Some Languages I Am Interested in for this Class
Wamesa (ISO: wad) is a developing Austronesian language spoken by about 5000 people in Indonesia. Due to its situation in the Indonesian/Papua New Guinean region, which is home to the most languages of any country in the world (with the possible exception of Nigeria), speakers of Wamesa commonly speak a multitude of other languages. Indonesian is the most common other language among Wamesa speakers. Wamesa is written in Latin script, using the letters a, b, c, d, e, g, i, j, k, m, n, ng, o, p, r, s, t, u, v, and w. Though many of its words are monomorphemic, Wamesa has many polysynthetic words, sometimes even meaning a whole sentence. This will probably not be hard to find a page's worth of data for.
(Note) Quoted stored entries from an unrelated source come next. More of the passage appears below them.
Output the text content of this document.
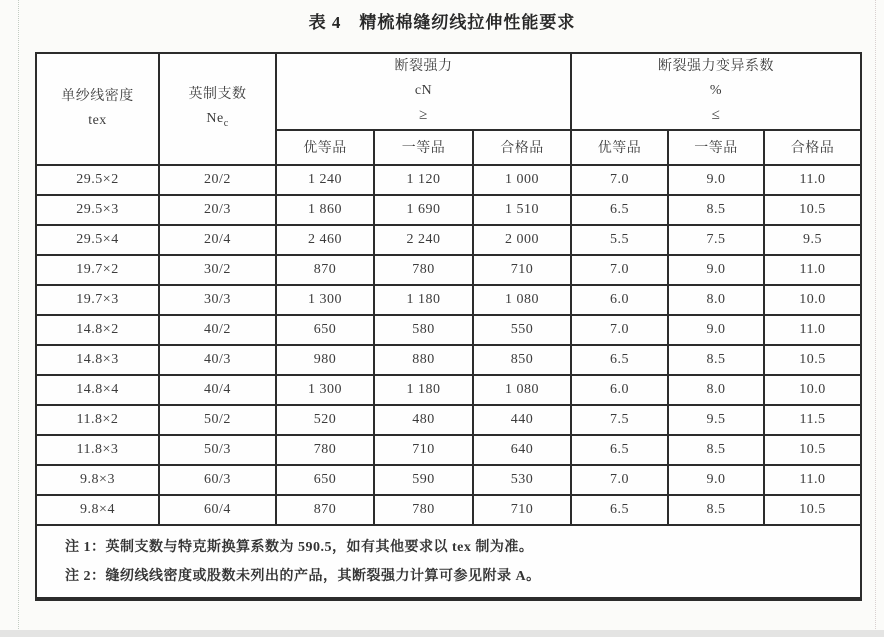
表 4　精梳棉缝纫线拉伸性能要求
单纱线密度
tex

英制支数
$Ne_c$

断裂强力
cN
≥

断裂强力变异系数
%
≤

		优等品	一等品	合格品	优等品	一等品	合格品
29.5×2	20/2	1 240	1 120	1 000	7.0	9.0	11.0
29.5×3	20/3	1 860	1 690	1 510	6.5	8.5	10.5
29.5×4	20/4	2 460	2 240	2 000	5.5	7.5	9.5
19.7×2	30/2	870	780	710	7.0	9.0	11.0
19.7×3	30/3	1 300	1 180	1 080	6.0	8.0	10.0
14.8×2	40/2	650	580	550	7.0	9.0	11.0
14.8×3	40/3	980	880	850	6.5	8.5	10.5
14.8×4	40/4	1 300	1 180	1 080	6.0	8.0	10.0
11.8×2	50/2	520	480	440	7.5	9.5	11.5
11.8×3	50/3	780	710	640	6.5	8.5	10.5
9.8×3	60/3	650	590	530	7.0	9.0	11.0
9.8×4	60/4	870	780	710	6.5	8.5	10.5

注 1：英制支数与特克斯换算系数为 590.5，如有其他要求以 tex 制为准。
注 2：缝纫线线密度或股数未列出的产品，其断裂强力计算可参见附录 A。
Nahuatl (ISO: nah) is a threatened Uto-Aztecan language spoken by 1.7 million people in the Tlaxcala and Puebla states of Central Mexico. In 1990 there were only 1000 monolingual speakers of Nahuatl. Spanish is by far the most common other language spoken by Nahuatl speakers. It is written using the Latin alphabet. Nahuatl is an agglutinative, polysynthetic language.  This will not be hard to find a page's worth of data for.
Warlpiri (ISO: wbp) is a developing Australian language spoken by 2,510 people in mostly northern-central Australia. While there are myriad languages in the same region where Warlpiri is spoken, English is still the most common other language spoken by Warlpiri speakers. It is written in Latin script. Warlpiri has very few roots, but a plethora of morphemes, meaning it is an agglutinative, synthetic language. This might be a bit difficult to find enough resources for, but definitely not impossible.
- Gasser, E., Windesi Wamesa Morphophonology, (Connecticut: Yale University, 2014), 163
- Launey, M., Compound nouns vs. incorporation in classical Nahuatl (STUF-Language Typology and Universals, 1999), 347–364.